Villes : la dynamique des musées >
Les maires courent après l'effet Bilbao et la geste architecturale", constate Jean-Christophe Castelain, rédacteur en chef du Journal des Arts. Après l'ouverture d'une annexe du Centre Pompidou à Metz en 2010 et en attendant celle du Louvre à Lens fin 2012, d'autres projets voient le jour. Le Cannet a financé 60 % des 4,5 millions d'euros nécessaires pour ouvrir son musée Pierre Bonnard. Menton prend en charge 46 % des 14 millions de budget requis pour inaugurer à la fin 2011 un établissement dédié surtout à Jean Cocteau, à partir des dons faits à la ville par un collectionneur.

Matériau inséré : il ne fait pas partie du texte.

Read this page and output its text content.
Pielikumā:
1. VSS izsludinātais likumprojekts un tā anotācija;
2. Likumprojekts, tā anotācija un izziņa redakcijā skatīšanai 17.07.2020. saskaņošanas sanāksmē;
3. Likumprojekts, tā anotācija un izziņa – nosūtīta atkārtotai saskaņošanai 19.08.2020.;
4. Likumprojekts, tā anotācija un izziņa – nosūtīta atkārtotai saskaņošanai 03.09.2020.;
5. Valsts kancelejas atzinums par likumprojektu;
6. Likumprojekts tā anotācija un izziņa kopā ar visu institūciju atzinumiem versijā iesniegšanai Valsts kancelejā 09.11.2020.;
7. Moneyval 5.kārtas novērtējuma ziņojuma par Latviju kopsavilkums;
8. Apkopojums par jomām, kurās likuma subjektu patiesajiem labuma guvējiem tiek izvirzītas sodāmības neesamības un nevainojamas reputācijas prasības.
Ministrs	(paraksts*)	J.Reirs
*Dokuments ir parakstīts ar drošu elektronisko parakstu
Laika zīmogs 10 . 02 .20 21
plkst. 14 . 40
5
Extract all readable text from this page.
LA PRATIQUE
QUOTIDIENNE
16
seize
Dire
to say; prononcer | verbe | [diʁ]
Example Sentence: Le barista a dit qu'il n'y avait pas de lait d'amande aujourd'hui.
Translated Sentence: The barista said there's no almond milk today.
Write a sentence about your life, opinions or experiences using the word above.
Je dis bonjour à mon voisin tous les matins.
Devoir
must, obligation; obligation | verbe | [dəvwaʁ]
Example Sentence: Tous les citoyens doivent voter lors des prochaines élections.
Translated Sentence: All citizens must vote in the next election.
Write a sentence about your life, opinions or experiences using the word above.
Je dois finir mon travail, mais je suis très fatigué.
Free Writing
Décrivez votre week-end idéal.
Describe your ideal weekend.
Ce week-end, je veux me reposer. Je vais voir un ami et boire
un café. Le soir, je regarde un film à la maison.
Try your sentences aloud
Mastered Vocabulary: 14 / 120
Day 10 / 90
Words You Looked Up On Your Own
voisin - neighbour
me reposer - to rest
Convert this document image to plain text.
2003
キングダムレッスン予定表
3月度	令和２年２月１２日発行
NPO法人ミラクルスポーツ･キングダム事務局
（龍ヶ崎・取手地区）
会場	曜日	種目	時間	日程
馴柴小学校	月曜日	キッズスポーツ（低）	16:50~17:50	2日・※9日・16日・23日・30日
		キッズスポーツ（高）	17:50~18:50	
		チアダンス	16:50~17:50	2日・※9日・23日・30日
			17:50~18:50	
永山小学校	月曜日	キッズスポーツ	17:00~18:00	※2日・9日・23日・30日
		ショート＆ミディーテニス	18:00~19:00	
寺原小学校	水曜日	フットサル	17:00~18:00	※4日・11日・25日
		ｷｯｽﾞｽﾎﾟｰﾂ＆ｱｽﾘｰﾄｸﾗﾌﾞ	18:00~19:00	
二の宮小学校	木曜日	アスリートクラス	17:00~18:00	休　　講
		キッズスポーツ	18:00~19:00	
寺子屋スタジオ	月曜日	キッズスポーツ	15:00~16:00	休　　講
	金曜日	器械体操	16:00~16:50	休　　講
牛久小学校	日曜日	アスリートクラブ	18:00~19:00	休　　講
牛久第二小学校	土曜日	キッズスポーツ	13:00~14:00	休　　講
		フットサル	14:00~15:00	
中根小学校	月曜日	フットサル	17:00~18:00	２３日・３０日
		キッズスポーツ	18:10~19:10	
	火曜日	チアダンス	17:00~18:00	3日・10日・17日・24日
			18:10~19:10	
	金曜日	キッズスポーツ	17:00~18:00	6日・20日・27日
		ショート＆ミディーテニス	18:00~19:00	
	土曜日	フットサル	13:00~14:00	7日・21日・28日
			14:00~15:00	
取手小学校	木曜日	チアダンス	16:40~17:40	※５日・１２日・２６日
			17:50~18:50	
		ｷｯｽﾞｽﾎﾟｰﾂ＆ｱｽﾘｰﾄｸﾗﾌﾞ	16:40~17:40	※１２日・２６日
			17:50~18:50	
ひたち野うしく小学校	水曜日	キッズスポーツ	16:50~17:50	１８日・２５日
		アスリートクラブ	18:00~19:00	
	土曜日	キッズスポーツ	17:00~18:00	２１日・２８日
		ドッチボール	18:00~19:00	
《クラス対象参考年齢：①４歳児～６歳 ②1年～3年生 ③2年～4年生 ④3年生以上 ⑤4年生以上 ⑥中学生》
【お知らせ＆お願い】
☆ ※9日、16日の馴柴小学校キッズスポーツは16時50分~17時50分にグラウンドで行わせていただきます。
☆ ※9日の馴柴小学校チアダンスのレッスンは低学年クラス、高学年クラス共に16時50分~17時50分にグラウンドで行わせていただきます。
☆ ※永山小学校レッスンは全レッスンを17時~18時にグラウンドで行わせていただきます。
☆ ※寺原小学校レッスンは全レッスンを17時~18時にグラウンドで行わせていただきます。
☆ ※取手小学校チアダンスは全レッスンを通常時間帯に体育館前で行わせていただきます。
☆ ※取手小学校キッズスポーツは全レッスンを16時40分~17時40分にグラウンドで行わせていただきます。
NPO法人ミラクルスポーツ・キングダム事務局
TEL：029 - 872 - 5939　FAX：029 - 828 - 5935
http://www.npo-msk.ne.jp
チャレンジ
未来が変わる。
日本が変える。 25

Quel peut être le rapport coût-bénéfices de ces projets sur les territoires concernés ? Si la facture de l'investissement initial est connue, les coûts liés au fonctionnement baignent dans le flou : l'absence de comptabilité analytique et d'autonomie, la mise à disposition gratuite de personnels caractérisent la gestion de ces établissements qui tirent une bonne partie de leur financement des collectivités locales. Or "les élus concernés ne souhaitent pas connaître précisément ces coûts car leur opposition pourrait s'en servir pour dénoncer une mauvaise gestion" ajoute Jean-Christophe Castelain.
Malgré la sous-évaluation des frais réels de fonctionnement, les musées locaux connaissent des déficits structurels. Beaucoup ont une fréquentation dérisoire quand on retire le public scolaire qui paie un tarif préférentiel. Les modestes recettes de la billetterie et du mécénat doivent être complétées par des subventions. Les collectivités locales parviennent généralement à maintenir le coût par visiteur en dessous de dix euros et le taux d'autofinancement au-dessus de 30 %.
Mais les élus préfèrent valoriser les retombées indirectes. Les musées peuvent drainer des flux importants de visiteurs qui font tourner les commerces, restaurants et hôtels du cru. Ils dynamisent l'image des territoires et incitent les entreprises à s'y installer. A Albi, qui a pris en charge 22 % des 33 millions de la rénovation du musée Toulouse-Lautrec et lui verse chaque année 500 000 euros de subvention, l'adjointe au maire, Stéphanie Guiraud-Chaumeil, estime qu'il s'agit d'un "investissement rentable", eu égard à l'augmentation du nombre de visiteurs (160 000 par an) et de sa contribution à la notoriété d'Albi. La communauté d'agglomération Metz Métropole ne regrette pas non plus d'avoir financé les deux tiers des 43 millions d'euros de la construction du Centre Pompidou. Celui-ci a déjà attiré un million de visiteurs. Selon un sondage du cabinet Quali Test, chacun dépenserait en moyenne 142 euros. Les hôtels messins ont vu leurs nuitées progresser d'environ 20 % depuis l'inauguration.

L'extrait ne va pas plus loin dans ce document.